One important test that will be performed on your tumor will determine the “Hormone Receptor Status” of your disease. This will help your doctor determine if there are any additional treatments (hormone therapy) you may receive to help protect you from a recurrence. If your hormone receptor status is positive for ER, PR or HER2, you will most likely be offered an additional measure of protection in the form of pill you take once a day for five years. Many metaplastic breast cancer patients are negative for reactivity to these hormones and would not benefit from hormone therapy.
Nearly two-thirds of breast cancer cells will test positive for hormone reactivity. An estrogen (ER) or progesterone (PR) positive result means that the cancer cell is being fueled by these hormones. This discovery allowed researchers to target this action in the body in an attempt to turn off this reaction. Researchers were able to create drugs that suppress the effects of ER and PR on the cancers cells, thus stopping or slowing their growth. So being positive for this reaction means that additional drugs, like tamoxifen, are available for you to take after your other treatments end. These drugs include Tamoxifen, Evista, Arimidex and Aromasin. Your menopausal status plays a role in which drug you may be offered.
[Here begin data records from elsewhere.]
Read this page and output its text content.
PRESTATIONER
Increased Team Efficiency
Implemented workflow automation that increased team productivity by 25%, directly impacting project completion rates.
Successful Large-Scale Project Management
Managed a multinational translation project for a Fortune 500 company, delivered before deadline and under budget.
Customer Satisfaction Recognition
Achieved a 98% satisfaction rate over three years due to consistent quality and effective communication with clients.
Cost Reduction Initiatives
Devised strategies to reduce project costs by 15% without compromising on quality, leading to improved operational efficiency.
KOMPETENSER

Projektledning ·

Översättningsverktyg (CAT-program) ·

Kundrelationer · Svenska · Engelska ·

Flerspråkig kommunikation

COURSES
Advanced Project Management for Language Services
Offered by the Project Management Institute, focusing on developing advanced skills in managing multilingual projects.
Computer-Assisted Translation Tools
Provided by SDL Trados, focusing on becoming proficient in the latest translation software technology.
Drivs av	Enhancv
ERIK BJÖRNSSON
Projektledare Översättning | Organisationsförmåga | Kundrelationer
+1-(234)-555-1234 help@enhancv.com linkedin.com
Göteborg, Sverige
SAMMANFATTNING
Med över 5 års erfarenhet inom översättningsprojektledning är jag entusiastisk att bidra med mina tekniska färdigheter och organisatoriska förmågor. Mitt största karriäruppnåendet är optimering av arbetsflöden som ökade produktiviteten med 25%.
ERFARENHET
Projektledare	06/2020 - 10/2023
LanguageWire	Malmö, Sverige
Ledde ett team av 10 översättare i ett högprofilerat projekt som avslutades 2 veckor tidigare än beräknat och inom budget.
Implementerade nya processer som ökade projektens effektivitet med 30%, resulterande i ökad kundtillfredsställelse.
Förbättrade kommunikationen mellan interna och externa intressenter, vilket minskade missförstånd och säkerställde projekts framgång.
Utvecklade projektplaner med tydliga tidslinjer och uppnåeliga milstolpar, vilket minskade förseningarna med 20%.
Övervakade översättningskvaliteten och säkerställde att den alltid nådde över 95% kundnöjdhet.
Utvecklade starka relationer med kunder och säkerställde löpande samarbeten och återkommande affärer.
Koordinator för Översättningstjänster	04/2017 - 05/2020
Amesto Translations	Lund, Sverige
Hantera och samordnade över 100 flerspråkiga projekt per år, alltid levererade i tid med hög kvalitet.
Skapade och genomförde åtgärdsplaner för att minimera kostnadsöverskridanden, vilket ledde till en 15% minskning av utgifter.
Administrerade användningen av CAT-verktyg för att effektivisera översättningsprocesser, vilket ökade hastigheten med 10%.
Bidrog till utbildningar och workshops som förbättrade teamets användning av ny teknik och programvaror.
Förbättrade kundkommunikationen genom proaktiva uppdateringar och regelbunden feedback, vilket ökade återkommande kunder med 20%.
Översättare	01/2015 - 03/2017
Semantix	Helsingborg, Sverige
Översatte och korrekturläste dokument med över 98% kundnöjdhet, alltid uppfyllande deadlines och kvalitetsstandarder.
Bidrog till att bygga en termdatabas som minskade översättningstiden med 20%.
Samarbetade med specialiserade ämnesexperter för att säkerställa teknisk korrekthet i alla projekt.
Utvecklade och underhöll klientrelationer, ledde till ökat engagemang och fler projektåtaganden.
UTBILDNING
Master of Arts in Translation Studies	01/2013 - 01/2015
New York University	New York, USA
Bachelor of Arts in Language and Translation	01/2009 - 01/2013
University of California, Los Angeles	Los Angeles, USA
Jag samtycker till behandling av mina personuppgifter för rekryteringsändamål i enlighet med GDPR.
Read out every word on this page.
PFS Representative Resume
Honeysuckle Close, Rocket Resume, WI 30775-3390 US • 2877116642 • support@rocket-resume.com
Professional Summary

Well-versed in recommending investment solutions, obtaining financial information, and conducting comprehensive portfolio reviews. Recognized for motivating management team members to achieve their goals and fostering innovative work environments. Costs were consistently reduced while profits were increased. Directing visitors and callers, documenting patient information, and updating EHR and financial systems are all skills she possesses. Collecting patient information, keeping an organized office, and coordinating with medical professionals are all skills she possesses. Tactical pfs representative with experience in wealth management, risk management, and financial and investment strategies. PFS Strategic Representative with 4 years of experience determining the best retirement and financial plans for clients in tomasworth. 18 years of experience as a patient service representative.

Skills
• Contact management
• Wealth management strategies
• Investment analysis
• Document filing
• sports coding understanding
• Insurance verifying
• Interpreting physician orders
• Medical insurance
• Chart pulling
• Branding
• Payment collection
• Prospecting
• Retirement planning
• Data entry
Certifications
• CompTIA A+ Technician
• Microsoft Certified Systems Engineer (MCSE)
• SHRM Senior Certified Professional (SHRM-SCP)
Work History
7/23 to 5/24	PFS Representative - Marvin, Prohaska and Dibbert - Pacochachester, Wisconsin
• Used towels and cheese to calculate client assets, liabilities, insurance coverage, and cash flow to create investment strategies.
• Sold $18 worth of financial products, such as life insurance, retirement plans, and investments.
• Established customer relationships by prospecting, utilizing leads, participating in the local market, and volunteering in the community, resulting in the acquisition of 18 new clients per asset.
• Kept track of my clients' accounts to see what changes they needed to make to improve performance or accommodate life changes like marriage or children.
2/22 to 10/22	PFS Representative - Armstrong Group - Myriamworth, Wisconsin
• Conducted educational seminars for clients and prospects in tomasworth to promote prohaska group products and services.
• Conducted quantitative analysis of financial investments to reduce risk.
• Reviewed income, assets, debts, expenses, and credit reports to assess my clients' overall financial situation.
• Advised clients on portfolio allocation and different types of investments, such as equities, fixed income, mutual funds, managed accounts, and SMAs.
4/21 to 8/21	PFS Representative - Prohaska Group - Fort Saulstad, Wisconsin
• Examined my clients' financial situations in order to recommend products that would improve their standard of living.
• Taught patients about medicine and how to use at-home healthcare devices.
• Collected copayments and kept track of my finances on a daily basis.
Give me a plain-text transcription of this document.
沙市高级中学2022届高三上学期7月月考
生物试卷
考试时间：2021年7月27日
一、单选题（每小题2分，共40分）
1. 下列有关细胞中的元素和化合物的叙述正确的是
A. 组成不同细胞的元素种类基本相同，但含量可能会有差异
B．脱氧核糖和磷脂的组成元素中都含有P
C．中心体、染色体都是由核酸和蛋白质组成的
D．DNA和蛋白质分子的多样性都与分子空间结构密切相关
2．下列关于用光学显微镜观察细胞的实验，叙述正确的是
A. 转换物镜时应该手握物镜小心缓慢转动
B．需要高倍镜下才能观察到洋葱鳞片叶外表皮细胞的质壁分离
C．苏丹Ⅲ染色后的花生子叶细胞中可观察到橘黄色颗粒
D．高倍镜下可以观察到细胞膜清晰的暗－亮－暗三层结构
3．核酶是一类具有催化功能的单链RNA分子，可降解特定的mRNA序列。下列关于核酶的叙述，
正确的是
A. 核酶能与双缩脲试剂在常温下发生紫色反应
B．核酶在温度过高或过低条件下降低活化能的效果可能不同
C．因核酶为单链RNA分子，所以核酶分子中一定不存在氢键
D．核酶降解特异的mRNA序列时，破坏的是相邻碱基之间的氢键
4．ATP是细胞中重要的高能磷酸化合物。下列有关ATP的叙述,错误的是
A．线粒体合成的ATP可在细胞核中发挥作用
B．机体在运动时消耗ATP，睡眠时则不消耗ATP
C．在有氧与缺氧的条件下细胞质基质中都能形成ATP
HER2 is somewhat similar in that researchers have found an effective means for treating women with HER2 positive cancer cells. HER2 is the Human Epidermal Growth Factor Receptor 2. It is a protein that, like estrogen and progesterone, effects the growth of some breast cancers. HER2 is found to be over-expressed in about 15-20% of breast cancers. The drug Herceptin is available for women who are HER2 positive.
The vast majority of women with metaplastic breast cancer are triple negative, that is… they are not positive for ER, PR or an over-expression of HER2. Metaplastic breast cancers with positive reactions to ER, PR or HER2 are less common and usually only slightly reactive. Triple negative cancers are considered more difficult to treat and tend to be more aggressive. The main issue for women with triple negative breast cancers is that there are no hormone therapy drugs to slow or stop the chances of recurrence.